Interesting statistical thought

My brother recommended that I read a few sports-related excerpts from the book "The Drunkard's Walk: How Randomness Rules Our Lives" by Leonard Mlodinow. One of the four excerpts included the following paragraph, which I thought was interesting in how you could relate it to the Wings.

A few years after Tversky's paper appeared, the Nobel Prize-winning physicist E. M. Purcell decided to investigate the nature of streaks in the sport of baseball. As I mentioned in chapter 1, he found, in the words of his Harvard colleague Stephen Jay Gould, that except for Joe DiMaggio's fifty-six-game hitting streak, "nothing ever happened in baseball above and beyond the frequency predicted by coin-tossing models." Not even the twenty-one-game losing streak experienced at the start of the 1988 season by Major League Baseball's Baltimore Orioles. Bad players and teams have longer and more frequent streaks of failure than great players and great teams, and great players and great teams have longer and more frequent streaks of success than lesser players and lesser teams.
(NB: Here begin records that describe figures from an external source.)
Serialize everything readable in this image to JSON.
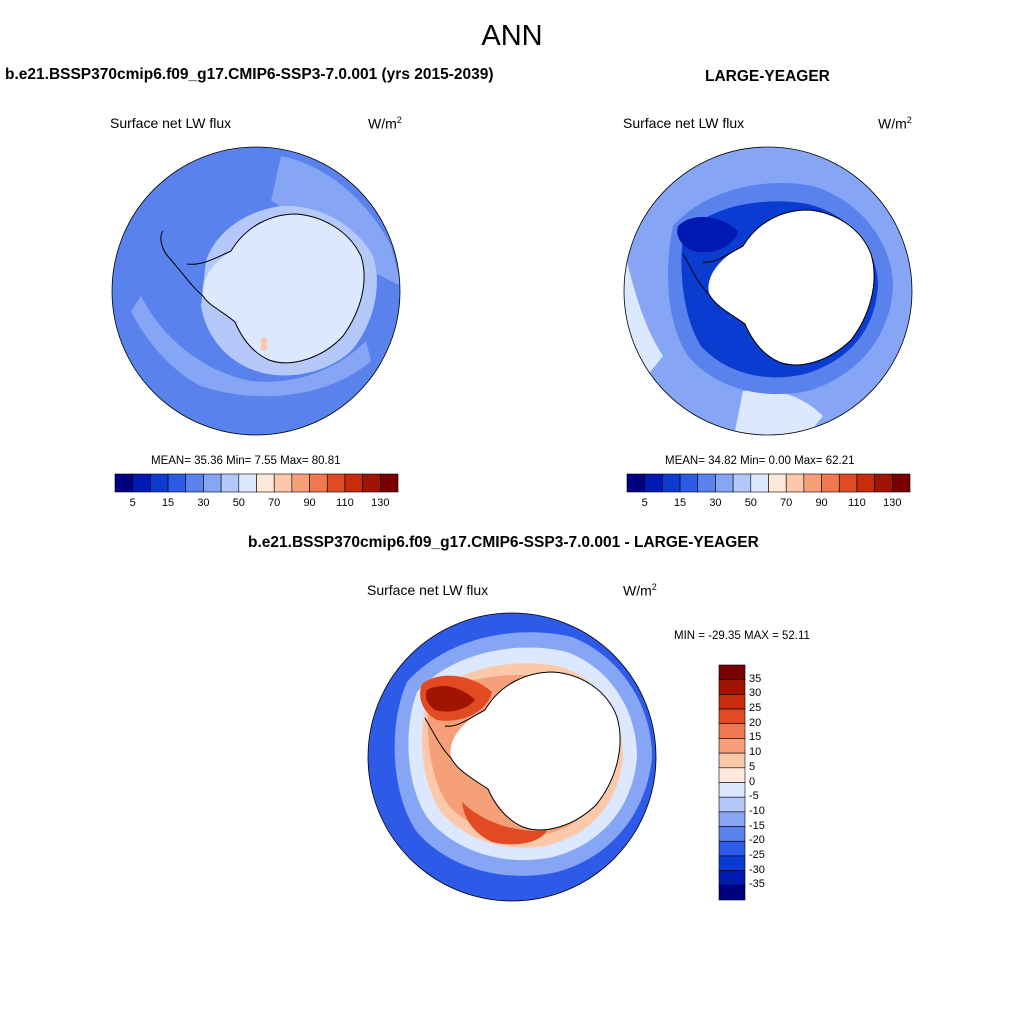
{
  "figure": {
    "title": "ANN",
    "panels": [
      {
        "title": "b.e21.BSSP370cmip6.f09_g17.CMIP6-SSP3-7.0.001 (yrs 2015-2039)",
        "variable": "Surface net LW flux",
        "units": "W/m",
        "units_sup": "2",
        "stats": "MEAN=  35.36  Min=   7.55  Max=  80.81"
      },
      {
        "title": "LARGE-YEAGER",
        "variable": "Surface net LW flux",
        "units": "W/m",
        "units_sup": "2",
        "stats": "MEAN=  34.82  Min=   0.00  Max=  62.21"
      },
      {
        "title": "b.e21.BSSP370cmip6.f09_g17.CMIP6-SSP3-7.0.001 - LARGE-YEAGER",
        "variable": "Surface net LW flux",
        "units": "W/m",
        "units_sup": "2",
        "stats": "MIN = -29.35 MAX =  52.11"
      }
    ],
    "colorbar_abs": {
      "colors": [
        "#000080",
        "#0019b4",
        "#0a3cd2",
        "#2d5ae6",
        "#5a82ed",
        "#87a5f5",
        "#b4c8fa",
        "#dce8ff",
        "#ffe8dc",
        "#fcc8aa",
        "#f5a078",
        "#f07850",
        "#e14a22",
        "#c82c0a",
        "#a01400",
        "#780000"
      ],
      "labels": [
        "5",
        "15",
        "30",
        "50",
        "70",
        "90",
        "110",
        "130"
      ]
    },
    "colorbar_diff": {
      "colors": [
        "#000080",
        "#0019b4",
        "#0a3cd2",
        "#2d5ae6",
        "#5a82ed",
        "#87a5f5",
        "#b4c8fa",
        "#dce8ff",
        "#ffe8dc",
        "#fcc8aa",
        "#f5a078",
        "#f07850",
        "#e14a22",
        "#c82c0a",
        "#a01400",
        "#780000"
      ],
      "labels": [
        "-35",
        "-30",
        "-25",
        "-20",
        "-15",
        "-10",
        "-5",
        "0",
        "5",
        "10",
        "15",
        "20",
        "25",
        "30",
        "35"
      ]
    },
    "map_colors": {
      "ocean_base": "#5a82ed",
      "ocean_light": "#87a5f5",
      "ice_light": "#b4c8fa",
      "ice_pale": "#dce8ff",
      "land_mask": "#ffffff",
      "deep_blue": "#0a3cd2",
      "darkest_blue": "#0019b4",
      "diff_blue": "#2d5ae6",
      "diff_red": "#e14a22",
      "diff_dark_red": "#a01400",
      "diff_orange": "#f5a078",
      "diff_peach": "#fcc8aa"
    }
  }
}
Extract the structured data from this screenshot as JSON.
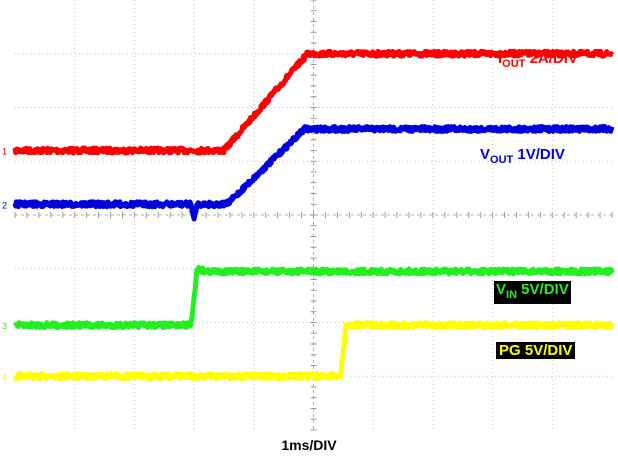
{
  "chart_data": {
    "type": "line",
    "xlabel": "1ms/DIV",
    "x_unit": "ms",
    "divisions": {
      "x": 10,
      "y": 8
    },
    "grid": true,
    "series": [
      {
        "name": "I_OUT",
        "label_main": "I",
        "label_sub": "OUT",
        "label_rest": " 2A/DIV",
        "color": "#ff0000",
        "points": [
          [
            0,
            5.2
          ],
          [
            3.5,
            5.2
          ],
          [
            4.9,
            7.0
          ],
          [
            10,
            7.0
          ]
        ]
      },
      {
        "name": "V_OUT",
        "label_main": "V",
        "label_sub": "OUT",
        "label_rest": " 1V/DIV",
        "color": "#0000dd",
        "points": [
          [
            0,
            4.2
          ],
          [
            2.95,
            4.2
          ],
          [
            3.0,
            3.9
          ],
          [
            3.05,
            4.2
          ],
          [
            3.55,
            4.2
          ],
          [
            4.85,
            5.6
          ],
          [
            10,
            5.6
          ]
        ]
      },
      {
        "name": "V_IN",
        "label_main": "V",
        "label_sub": "IN",
        "label_rest": " 5V/DIV",
        "color": "#22ee22",
        "points": [
          [
            0,
            1.95
          ],
          [
            2.95,
            1.95
          ],
          [
            3.05,
            3.0
          ],
          [
            3.2,
            2.95
          ],
          [
            10,
            2.95
          ]
        ]
      },
      {
        "name": "PG",
        "label_main": "PG",
        "label_sub": "",
        "label_rest": " 5V/DIV",
        "color": "#ffff00",
        "points": [
          [
            0,
            1.0
          ],
          [
            5.45,
            1.0
          ],
          [
            5.55,
            1.95
          ],
          [
            10,
            1.95
          ]
        ]
      }
    ],
    "channel_markers": [
      "1",
      "2",
      "3",
      "4"
    ]
  }
}
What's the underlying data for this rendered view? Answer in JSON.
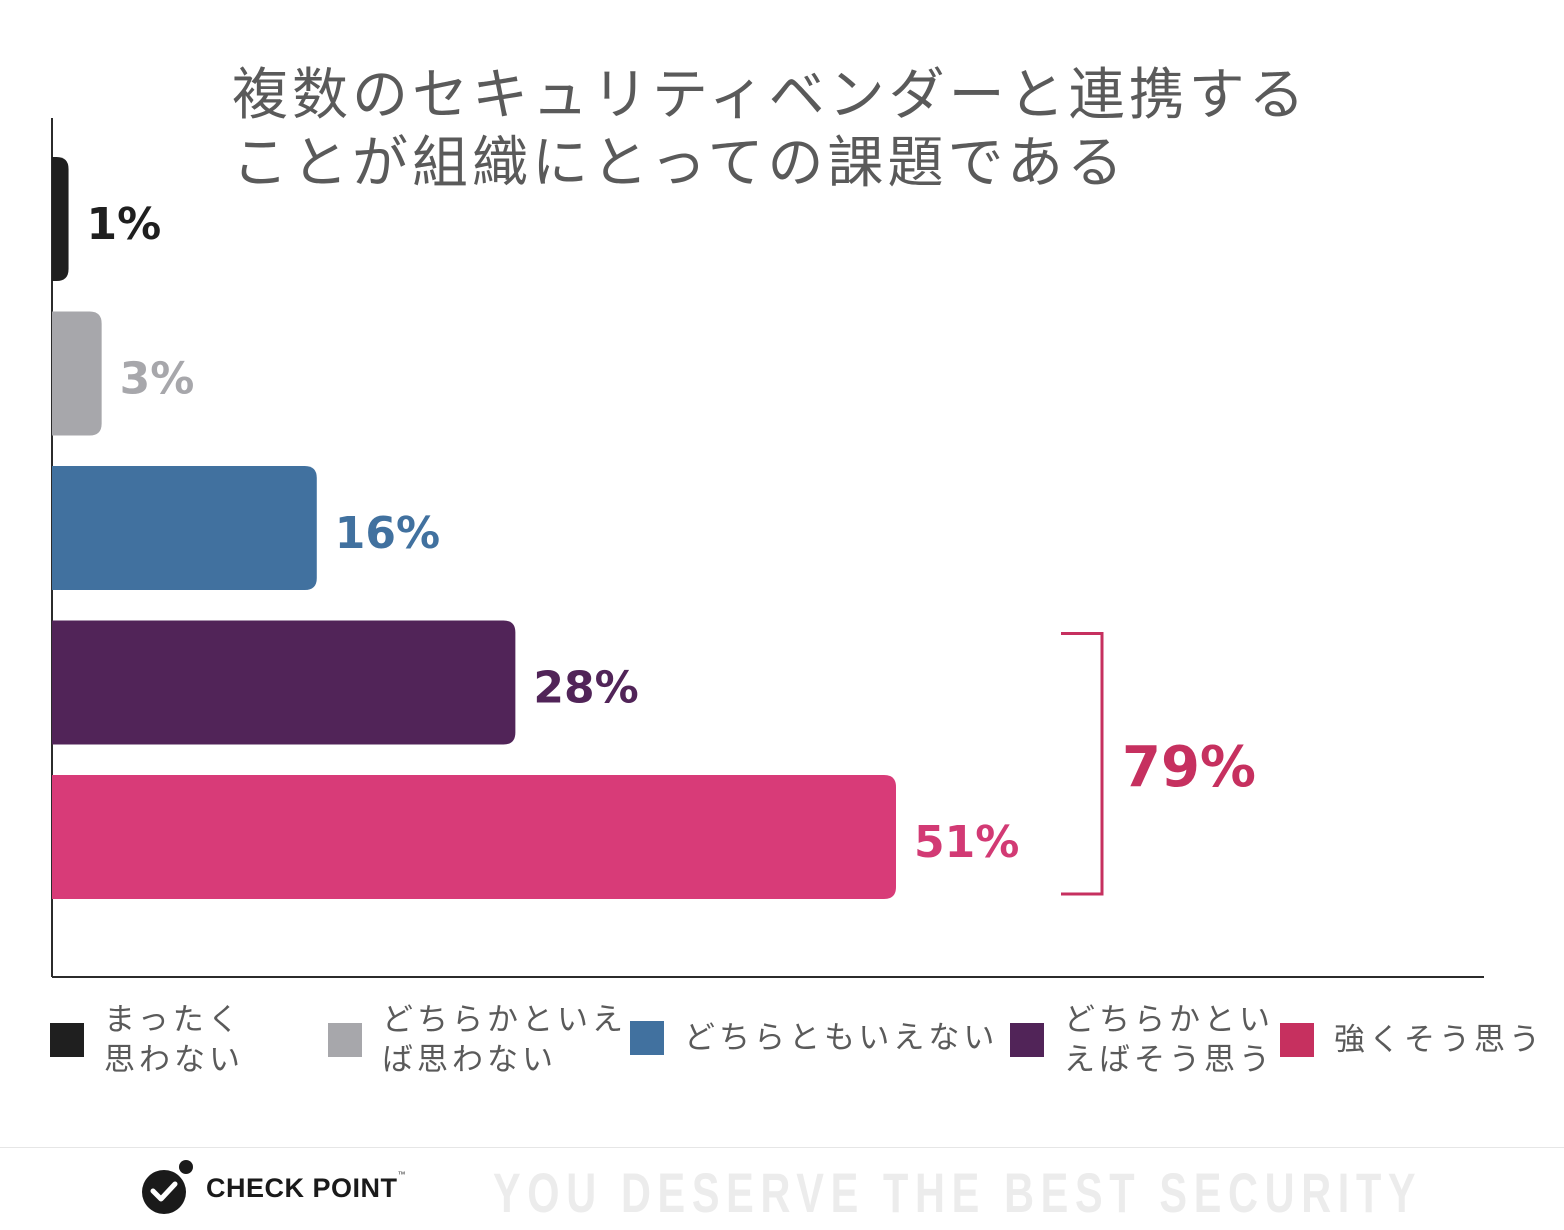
{
  "title_lines": [
    "複数のセキュリティベンダーと連携する",
    "ことが組織にとっての課題である"
  ],
  "chart_data": {
    "type": "bar",
    "orientation": "horizontal",
    "categories": [
      "まったく思わない",
      "どちらかといえば思わない",
      "どちらともいえない",
      "どちらかといえばそう思う",
      "強くそう思う"
    ],
    "values": [
      1,
      3,
      16,
      28,
      51
    ],
    "value_labels": [
      "1%",
      "3%",
      "16%",
      "28%",
      "51%"
    ],
    "colors": [
      "#1f1f1f",
      "#a7a7ab",
      "#41719f",
      "#512458",
      "#d83b78"
    ],
    "label_colors": [
      "#1f1f1f",
      "#a7a7ab",
      "#41719f",
      "#512458",
      "#d23a74"
    ],
    "xlim": [
      0,
      52
    ],
    "annotation": {
      "label": "79%",
      "color": "#c6305f",
      "brackets_categories": [
        "どちらかといえばそう思う",
        "強くそう思う"
      ]
    },
    "legend_position": "bottom"
  },
  "legend": [
    {
      "label": "まったく\n思わない",
      "color": "#1f1f1f"
    },
    {
      "label": "どちらかといえ\nば思わない",
      "color": "#a7a7ab"
    },
    {
      "label": "どちらともいえない",
      "color": "#41719f"
    },
    {
      "label": "どちらかとい\nえばそう思う",
      "color": "#512458"
    },
    {
      "label": "強くそう思う",
      "color": "#c6305f"
    }
  ],
  "footer": {
    "logo_text": "CHECK POINT",
    "tagline": "YOU DESERVE THE BEST SECURITY"
  }
}
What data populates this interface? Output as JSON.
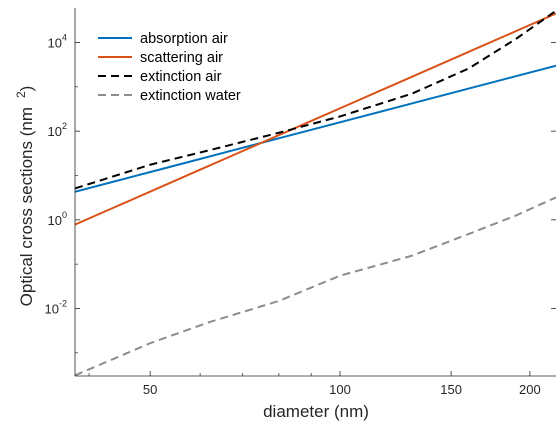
{
  "chart_data": {
    "type": "line",
    "xlabel": "diameter (nm)",
    "ylabel": "Optical cross sections (nm",
    "ylabel_superscript": "2",
    "ylabel_close": ")",
    "xscale": "log",
    "yscale": "log",
    "xlim": [
      38,
      220
    ],
    "ylim": [
      0.0003,
      60000
    ],
    "xticks": [
      {
        "value": 50,
        "label": "50"
      },
      {
        "value": 100,
        "label": "100"
      },
      {
        "value": 150,
        "label": "150"
      },
      {
        "value": 200,
        "label": "200"
      }
    ],
    "yticks": [
      {
        "value": 0.01,
        "base": "10",
        "exp": "-2"
      },
      {
        "value": 1,
        "base": "10",
        "exp": "0"
      },
      {
        "value": 100,
        "base": "10",
        "exp": "2"
      },
      {
        "value": 10000,
        "base": "10",
        "exp": "4"
      }
    ],
    "grid": false,
    "legend_position": "top-left",
    "series": [
      {
        "name": "absorption air",
        "color": "#0072bd",
        "dash": "solid",
        "x": [
          38,
          220
        ],
        "y": [
          4.3,
          3000
        ]
      },
      {
        "name": "scattering air",
        "color": "#d95319",
        "dash": "solid",
        "x": [
          38,
          220
        ],
        "y": [
          0.78,
          45000
        ]
      },
      {
        "name": "extinction air",
        "color": "#000000",
        "dash": "dashed",
        "x": [
          38,
          50,
          62,
          80,
          100,
          130,
          160,
          190,
          220
        ],
        "y": [
          5.1,
          17.5,
          37,
          92,
          215,
          700,
          2600,
          12000,
          52000
        ]
      },
      {
        "name": "extinction water",
        "color": "#8c8c8c",
        "dash": "dashed",
        "x": [
          38,
          50,
          62,
          80,
          100,
          130,
          160,
          190,
          220
        ],
        "y": [
          0.00031,
          0.00165,
          0.0049,
          0.0148,
          0.055,
          0.155,
          0.48,
          1.25,
          3.2
        ]
      }
    ]
  }
}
But that is because their average failure or success rate is higher, and the higher the average rate, the longer and more frequent are the streaks that randomness will produce. To understand these events, you need only to understand the tossing of coins."

So maybe that helps to explain why the Wings are so successful? 18 straight playoff appearances = longer and more frequent streaks of success? I'm not a stats person by any stretch of the imagination, but I thought that was interesting.